5. The Appellant attended before me today to explain the contention personally.

The Appellant denies liability for the Penalty Charge Notice on the basis of the prevailing circumstances as contained in his written representation, which he reiterated and comprehensively detailed at the Hearing, supported by a copy garage invoice.

I found the Appellant's oral evidence to be cogent and credible and I accepted it in its entirety.

The Enforcement Authority who assert that the said vehicle was so parked contrary to an operative restriction are obliged to adduce evidence to the requisite standard to substantiate that assertion, including an accurate copy of the Penalty Charge Notice.

The evidence upon which the Enforcement Authority rely comprises the a copy Penalty Charge Notice which the Enforcement Authority state "emulates the information and layout of" the Penalty Charge Notice, and computer-generated screen prints purporting to be the contemporaneous notes made by the Civil Enforcement Officer, together with photographic evidence: still frames revealing the said vehicle in situ.

The Enforcement Authority also adduce a Google street view image, which is of limited evidential value since the knowledge of the annotator is not known, and it is not possible to correlate the same to the position of the said vehicle.

Notwithstanding that the allegation relates to an incidence of parking adjacent to a dropped footway, the copy Penalty Charge Notice bears a contravention code number 01 which, despite the wording on the copy document, relates to a different contravention.

Further, the photographic capture does not demonstrate the level of the kerb viz a viz the carriageway and I cannot assess the contemporaneaity of the civil enforcement officer's record from the computer-generated screen prints.

Evidentially therefore I cannot be satisfied that this contravention occurred, accordingly I allow this Appeal.

Summary

So what we can see from these 5 cases is that the there is no proper control over what NSL are doing.

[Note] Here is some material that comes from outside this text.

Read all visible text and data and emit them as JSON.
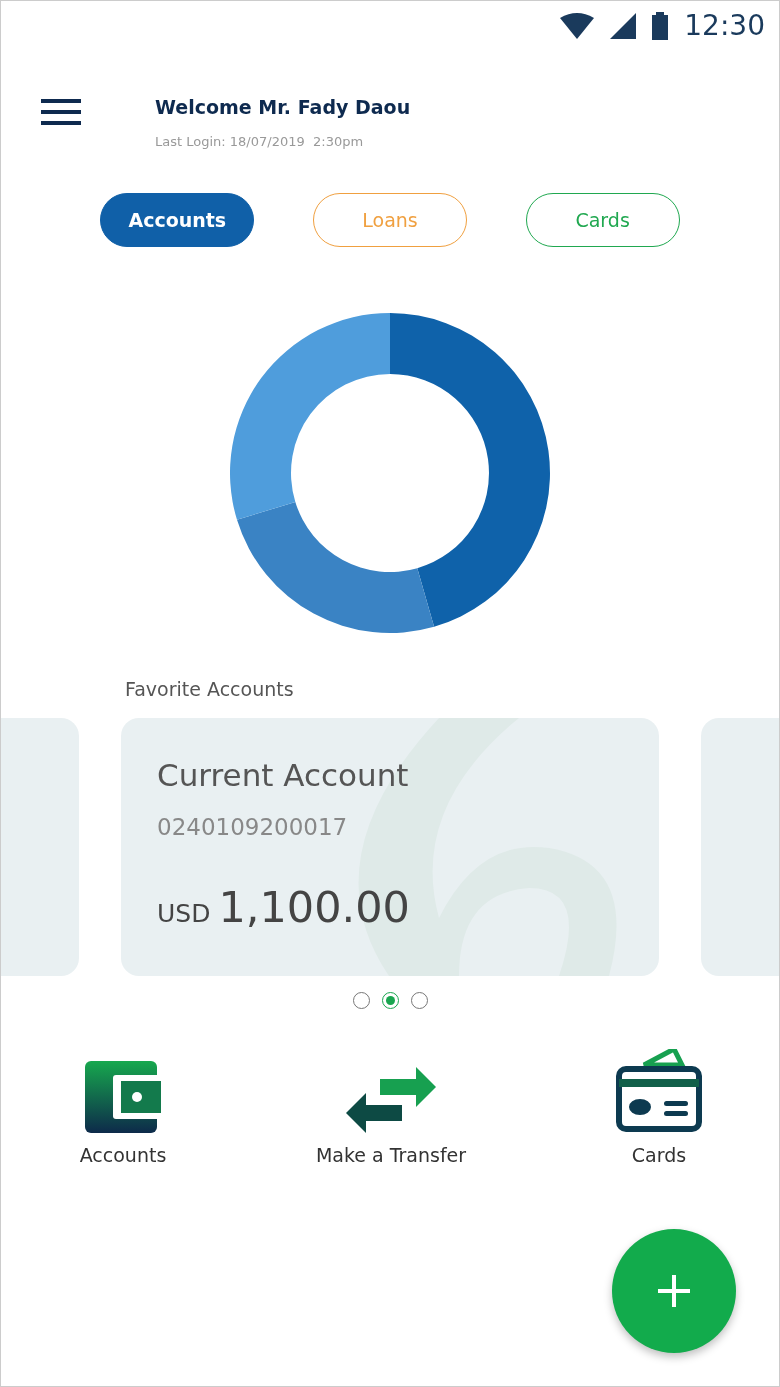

It is the law that formal appeals are dealt with by the council. Either they are and they are not being given sufficient and mature consideration, perhaps because of the desperate desire to meet the expectations of the Special Parking Account figures, or they aren't and they are being dealt with by NSL on the quiet which is purely and simply wrong.

What we also see from Friday's cases is a lack of adherence to the terms of the contract and zero comeback on NSL (as far as I am aware, if you know different do please tell me). This will be much worse for any failure on NSCSO as it is so complicated by comparison to a simple parking contract.

An outsourced provider isn't necessarily any better, or any worse, just more remote and thus much harder to manage. If you have a vote on Thursday evening, do please think hard before you exercise it.

I will see you there.

Yours frugally


Mr Mustard

So it is as I tell you every week. Keep putting the appeals in as you stand a better than evens chance of winning your case.